I’ve been thinking a lot about my future, and nothing gives me insecurity like it.
Soon, I will be filling out the applications, making the plans, trying my hardest to get the money, and I will be going to college. Where will I be going to college? I have no idea.
What will I be studying? I have no idea.
What should I do with my life? Is college where I belong?
Maybe it would be better for me to find a sugar daddy, get married, have kids, and try to be happy. Or maybe I should be an individual, an old spinster, a bachelorette who lives with her cats. Maybe I need to have an amazing job that is very demanding, or perhaps I would be more happy working as a barista at Starbucks. Maybe I should switch around, constantly changes jobs, changing careers, changing my mind sets like I do now.
My question is, should I go to college until I have a plan? Is it worth it? Should I go into thousands upon thousands of dollars into debt trying for a career that I wont like very much, or should I just take each day in, not trying for a plan or an option?
If I do decide to go to college, should I take the easy, cheap route, such as Concord, or should I spread out and go to a college in another state?

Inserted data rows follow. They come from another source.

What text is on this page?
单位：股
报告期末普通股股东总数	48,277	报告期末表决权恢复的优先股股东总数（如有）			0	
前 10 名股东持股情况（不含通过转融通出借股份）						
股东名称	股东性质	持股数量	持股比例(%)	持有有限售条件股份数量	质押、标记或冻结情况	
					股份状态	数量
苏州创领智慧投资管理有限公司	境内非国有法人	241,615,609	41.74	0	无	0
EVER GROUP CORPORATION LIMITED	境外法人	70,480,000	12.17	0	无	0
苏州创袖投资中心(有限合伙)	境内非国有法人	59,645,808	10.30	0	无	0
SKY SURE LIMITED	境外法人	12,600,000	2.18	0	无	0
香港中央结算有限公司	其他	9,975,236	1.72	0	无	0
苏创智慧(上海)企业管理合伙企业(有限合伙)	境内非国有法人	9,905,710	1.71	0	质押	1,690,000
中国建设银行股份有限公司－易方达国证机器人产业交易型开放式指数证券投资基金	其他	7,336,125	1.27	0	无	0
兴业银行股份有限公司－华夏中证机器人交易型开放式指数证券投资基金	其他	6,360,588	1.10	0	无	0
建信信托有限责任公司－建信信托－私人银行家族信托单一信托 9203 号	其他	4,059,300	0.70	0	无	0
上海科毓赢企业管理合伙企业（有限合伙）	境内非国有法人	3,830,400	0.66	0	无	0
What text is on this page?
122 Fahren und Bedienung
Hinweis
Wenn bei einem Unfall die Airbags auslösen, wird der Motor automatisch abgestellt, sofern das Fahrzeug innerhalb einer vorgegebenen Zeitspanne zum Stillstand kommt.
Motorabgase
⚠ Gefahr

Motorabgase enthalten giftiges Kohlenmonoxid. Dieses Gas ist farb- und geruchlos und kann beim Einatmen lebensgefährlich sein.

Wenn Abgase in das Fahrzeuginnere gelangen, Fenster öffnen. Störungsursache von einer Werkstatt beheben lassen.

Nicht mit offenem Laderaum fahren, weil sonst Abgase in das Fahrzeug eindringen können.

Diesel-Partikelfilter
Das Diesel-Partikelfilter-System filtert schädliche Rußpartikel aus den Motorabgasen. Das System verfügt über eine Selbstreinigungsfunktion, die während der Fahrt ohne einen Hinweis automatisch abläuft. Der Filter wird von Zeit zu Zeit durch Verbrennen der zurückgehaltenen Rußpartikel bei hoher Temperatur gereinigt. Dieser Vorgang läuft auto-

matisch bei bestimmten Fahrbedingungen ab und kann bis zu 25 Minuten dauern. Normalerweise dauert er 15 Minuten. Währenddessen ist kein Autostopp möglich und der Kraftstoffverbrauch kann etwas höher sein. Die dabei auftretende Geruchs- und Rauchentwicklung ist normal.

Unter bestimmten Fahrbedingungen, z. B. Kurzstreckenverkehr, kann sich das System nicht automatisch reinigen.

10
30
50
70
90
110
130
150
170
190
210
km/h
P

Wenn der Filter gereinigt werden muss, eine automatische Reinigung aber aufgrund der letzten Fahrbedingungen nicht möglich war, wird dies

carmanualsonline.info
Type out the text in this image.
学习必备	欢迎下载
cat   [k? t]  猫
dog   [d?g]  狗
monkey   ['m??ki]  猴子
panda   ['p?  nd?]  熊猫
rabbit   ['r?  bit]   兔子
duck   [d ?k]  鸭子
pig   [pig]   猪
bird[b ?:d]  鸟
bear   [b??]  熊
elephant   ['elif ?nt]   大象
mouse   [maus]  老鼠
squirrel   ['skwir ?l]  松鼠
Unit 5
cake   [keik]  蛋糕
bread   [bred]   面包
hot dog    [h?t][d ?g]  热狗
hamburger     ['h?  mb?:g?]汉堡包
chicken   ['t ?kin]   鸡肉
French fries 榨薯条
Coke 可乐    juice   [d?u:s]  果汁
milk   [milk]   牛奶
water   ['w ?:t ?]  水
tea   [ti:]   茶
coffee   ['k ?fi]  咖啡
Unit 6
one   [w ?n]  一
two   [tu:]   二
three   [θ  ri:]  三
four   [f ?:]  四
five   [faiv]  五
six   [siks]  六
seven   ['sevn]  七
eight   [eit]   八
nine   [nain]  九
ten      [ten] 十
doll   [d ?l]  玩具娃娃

Can I afford either one? Are they worth it?
I don’t know! With each rising decision is another chance for me to fail, for me to make the wrong choice, for me to regret it and suffer for the rest of my life.
A bunch of people in my grade already know exactly what is happening. They’re going to go to WVU and become doctors and will not stray from that. They are going to be dentists, nurses, 4-H extension agents, archaeologists, or physicists. No matter where I turn, others my age and a lot younger than me already have a plan. Where’s my plan?
My biggest fear is making a mistake now that will effect the rest of my life. How do I know what is the right choice?